Transferred required quantity of Purified water (18% w/w solids) into a suitable mixing vessel and Hydroxypropyl methylcellulose was added to the vortex under stirring and continued the stirring to dissolve completely. Hydroxypropyl Cellulose was added to the above solution and stirred for 10 minutes until clear solution formed. Low-Substituted Hydroxypropyl Cellulose and Talc were added to the solution under stirring and continued the stirring for 10 minutes. Atomoxetine HCl was added slowly under stirring and continued the stirring for 30 minutes and passed the dispersion through muslin cloth. Required quantity MCC neutral pellets were loaded into wurster column and sprayed the drug dispersion on to neutral pellets with an inlet temperature of 50° – 55°C and bed temperature of 35° – 40°C. After completion of spraying of drug dispersion, Drug coated pellets were dried for 15 minutes with low fluidization at a bed temperature of 40° – 45°C and the percentage yield and also fines generation were checked.

Polymer coating on the drug layered pellets (Taste masking layer)

Drug layered pellets were coated with different concentrations of taste masked polymeric material of Amino Methacrylate Copolymer (Eudragit EPO) as shown in the Table 2.

Sodium Lauryl Sulfate (10% w/w to the dry polymer weight) was added to the vortex of purified water under stirring to get clear solution. Stearic acid (15% w/w to the dry polymer weight) was added under stirring and continued the stirring for 10 minutes.
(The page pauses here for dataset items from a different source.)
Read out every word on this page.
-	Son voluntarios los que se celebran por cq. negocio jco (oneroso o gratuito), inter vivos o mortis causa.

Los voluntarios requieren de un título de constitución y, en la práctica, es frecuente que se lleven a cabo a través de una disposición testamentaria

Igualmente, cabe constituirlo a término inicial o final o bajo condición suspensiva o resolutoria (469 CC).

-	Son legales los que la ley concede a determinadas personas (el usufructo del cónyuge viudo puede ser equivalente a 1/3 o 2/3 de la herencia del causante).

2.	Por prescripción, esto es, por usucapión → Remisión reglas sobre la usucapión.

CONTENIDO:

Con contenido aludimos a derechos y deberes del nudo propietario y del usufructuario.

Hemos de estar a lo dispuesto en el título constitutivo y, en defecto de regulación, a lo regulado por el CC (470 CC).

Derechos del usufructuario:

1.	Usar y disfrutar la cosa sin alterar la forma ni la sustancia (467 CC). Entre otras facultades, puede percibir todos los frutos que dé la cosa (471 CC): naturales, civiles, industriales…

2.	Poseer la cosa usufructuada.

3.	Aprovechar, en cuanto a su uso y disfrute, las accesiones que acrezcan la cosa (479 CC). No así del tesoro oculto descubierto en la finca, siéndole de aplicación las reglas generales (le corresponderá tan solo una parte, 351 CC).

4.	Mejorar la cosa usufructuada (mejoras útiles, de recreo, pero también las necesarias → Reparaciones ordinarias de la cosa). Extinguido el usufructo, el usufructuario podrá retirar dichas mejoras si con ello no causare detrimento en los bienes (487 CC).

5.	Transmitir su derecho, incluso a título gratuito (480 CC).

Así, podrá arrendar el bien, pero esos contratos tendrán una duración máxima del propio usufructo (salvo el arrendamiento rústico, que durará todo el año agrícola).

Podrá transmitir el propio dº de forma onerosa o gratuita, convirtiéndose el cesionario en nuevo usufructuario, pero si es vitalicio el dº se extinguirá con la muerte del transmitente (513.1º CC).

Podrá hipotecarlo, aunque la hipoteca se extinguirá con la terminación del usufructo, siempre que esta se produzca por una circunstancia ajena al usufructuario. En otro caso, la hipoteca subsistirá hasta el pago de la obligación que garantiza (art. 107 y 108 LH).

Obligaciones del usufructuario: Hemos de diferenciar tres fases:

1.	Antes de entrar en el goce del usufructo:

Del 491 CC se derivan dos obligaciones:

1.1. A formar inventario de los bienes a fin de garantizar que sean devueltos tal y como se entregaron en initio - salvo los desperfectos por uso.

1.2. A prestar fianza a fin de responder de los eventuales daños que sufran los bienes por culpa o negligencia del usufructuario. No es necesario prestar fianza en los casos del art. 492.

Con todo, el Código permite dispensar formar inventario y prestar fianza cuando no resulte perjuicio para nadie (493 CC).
Eudragit EPO was added to the above solution under stirring and continued the stirring for 2 hour till a translucent colloidal suspension was formed (Immediately after adding Eudragit, the polymer gets hydrated and viscosity of the suspension was increased. After the stirring was done for 2 hour, viscosity of the solution was decreased and a translucent colloidal suspension was formed).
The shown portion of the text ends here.